Unlike most of its residents, however, it is not just the aesthetic quality of the UNESCO-protected waterways that fascinates him. It is also the mud in the canal bed.
“Amsterdam’s canals may have originally been designed for smooth logistics into the city, but the sewage sludge that collects at the bottom can be used to produce biogas and synthetic fertiliser,” he explains. “That has a lot of value for both the local economy and the agricultural industry.”
This idiosyncratic observation is clearly not that of an ordinary Amsterdammer. Ridley is the chief executive of Circle Economy, a social enterprise and advocate of a novel approach to corporate sustainability that puts safeguarding the environment on a par with maintaining profitable growth.
The idea of Amsterdam’s canals doubling up as source of biogas and fertiliser is just one of many that Ridley and his team of scientists, engineers and designers have proposed following the completion of their ‘circularity scan’ of the city, through which they analysed its flows of energy, food production and water.

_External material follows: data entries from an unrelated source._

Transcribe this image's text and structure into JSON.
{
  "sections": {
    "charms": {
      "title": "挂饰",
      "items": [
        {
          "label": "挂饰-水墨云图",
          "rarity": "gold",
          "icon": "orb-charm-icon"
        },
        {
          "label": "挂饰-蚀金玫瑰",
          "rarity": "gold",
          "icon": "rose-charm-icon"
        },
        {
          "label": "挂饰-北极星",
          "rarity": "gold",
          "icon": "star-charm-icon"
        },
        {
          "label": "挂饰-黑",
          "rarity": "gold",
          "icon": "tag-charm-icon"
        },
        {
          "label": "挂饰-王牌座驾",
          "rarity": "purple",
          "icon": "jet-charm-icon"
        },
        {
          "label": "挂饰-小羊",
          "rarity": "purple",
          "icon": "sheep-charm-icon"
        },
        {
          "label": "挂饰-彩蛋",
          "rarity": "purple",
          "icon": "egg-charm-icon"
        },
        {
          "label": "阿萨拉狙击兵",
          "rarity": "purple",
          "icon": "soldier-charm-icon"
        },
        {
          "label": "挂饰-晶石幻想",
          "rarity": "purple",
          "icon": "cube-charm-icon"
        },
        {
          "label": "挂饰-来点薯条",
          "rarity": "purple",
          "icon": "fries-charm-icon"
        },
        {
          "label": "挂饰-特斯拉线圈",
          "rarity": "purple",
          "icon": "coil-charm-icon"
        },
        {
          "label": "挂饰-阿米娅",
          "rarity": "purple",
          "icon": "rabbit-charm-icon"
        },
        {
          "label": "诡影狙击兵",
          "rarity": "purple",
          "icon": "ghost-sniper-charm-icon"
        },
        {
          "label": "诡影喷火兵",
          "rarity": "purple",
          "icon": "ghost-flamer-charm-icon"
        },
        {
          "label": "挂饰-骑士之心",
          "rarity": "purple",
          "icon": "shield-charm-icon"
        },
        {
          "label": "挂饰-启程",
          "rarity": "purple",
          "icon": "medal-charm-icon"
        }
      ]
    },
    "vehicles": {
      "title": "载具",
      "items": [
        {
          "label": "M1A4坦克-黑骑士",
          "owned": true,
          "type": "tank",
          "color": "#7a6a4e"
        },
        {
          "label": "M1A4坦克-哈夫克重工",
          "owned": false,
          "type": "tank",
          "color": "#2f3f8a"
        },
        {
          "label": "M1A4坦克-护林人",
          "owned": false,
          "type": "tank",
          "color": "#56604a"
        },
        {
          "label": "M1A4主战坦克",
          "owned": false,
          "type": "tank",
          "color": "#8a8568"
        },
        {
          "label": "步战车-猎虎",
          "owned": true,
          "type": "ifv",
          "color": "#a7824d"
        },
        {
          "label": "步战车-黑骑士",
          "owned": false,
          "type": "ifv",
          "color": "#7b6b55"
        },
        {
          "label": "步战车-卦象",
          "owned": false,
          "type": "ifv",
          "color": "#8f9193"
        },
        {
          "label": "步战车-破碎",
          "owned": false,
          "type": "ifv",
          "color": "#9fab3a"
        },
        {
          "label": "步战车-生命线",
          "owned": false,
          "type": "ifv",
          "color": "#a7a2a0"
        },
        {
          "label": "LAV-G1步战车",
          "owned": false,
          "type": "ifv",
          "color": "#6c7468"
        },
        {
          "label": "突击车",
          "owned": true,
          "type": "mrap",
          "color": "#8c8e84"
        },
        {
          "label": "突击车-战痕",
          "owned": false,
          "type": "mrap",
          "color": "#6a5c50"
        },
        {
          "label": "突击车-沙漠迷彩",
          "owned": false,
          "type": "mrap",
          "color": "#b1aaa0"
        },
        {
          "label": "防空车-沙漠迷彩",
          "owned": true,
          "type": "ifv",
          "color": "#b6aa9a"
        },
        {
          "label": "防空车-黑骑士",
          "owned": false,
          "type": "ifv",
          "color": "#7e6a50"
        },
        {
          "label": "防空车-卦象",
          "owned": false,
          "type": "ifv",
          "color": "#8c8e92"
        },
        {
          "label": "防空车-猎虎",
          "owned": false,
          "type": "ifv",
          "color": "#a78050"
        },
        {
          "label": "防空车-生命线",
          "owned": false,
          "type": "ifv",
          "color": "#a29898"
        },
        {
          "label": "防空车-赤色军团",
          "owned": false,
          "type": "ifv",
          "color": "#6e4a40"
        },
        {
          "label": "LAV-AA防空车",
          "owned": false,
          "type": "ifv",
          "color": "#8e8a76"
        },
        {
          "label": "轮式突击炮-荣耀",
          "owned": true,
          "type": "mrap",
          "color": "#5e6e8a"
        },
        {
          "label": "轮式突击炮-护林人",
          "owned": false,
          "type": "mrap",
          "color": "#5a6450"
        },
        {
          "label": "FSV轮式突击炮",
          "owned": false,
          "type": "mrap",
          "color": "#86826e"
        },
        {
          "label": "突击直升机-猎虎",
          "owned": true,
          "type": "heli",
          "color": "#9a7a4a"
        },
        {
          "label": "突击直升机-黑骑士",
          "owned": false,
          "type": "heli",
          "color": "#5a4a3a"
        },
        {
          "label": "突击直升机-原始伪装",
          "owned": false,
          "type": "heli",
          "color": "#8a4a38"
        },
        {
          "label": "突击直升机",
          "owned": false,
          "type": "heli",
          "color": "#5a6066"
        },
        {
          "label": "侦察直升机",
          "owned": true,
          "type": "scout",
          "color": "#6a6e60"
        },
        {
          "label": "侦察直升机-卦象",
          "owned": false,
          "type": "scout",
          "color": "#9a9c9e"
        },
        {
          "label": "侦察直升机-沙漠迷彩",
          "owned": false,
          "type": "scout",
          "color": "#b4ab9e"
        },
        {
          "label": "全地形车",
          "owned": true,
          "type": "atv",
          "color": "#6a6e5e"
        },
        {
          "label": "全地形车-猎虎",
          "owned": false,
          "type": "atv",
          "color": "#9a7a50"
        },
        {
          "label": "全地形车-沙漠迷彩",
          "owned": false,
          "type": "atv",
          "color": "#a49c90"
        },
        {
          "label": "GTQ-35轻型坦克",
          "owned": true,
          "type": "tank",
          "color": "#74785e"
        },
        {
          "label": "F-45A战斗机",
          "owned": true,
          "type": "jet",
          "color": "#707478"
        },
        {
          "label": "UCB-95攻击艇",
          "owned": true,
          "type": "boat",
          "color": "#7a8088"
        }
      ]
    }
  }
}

Circle Economy maintains the world economy has become dangerously reliant on a near-defunct linear model of ‘take, make, and dispose’ that is putting increasing strain on the world’s reserves of natural resources.
The economy would be better served, Ridley says, if companies make more efficient use of raw materials by keeping them in circulation for as long as possible, and recovering products at the end of service to give them a new lease of life. To help businesses, communities and governments do that, Circle Economy has developed a number of practical tools and products.
Ridley says his ideas for redesigning the economic system are beginning to gain momentum – not least because persistent volatility in the price of rare earth metals and other commodities has acted as a wake-up call for corporations.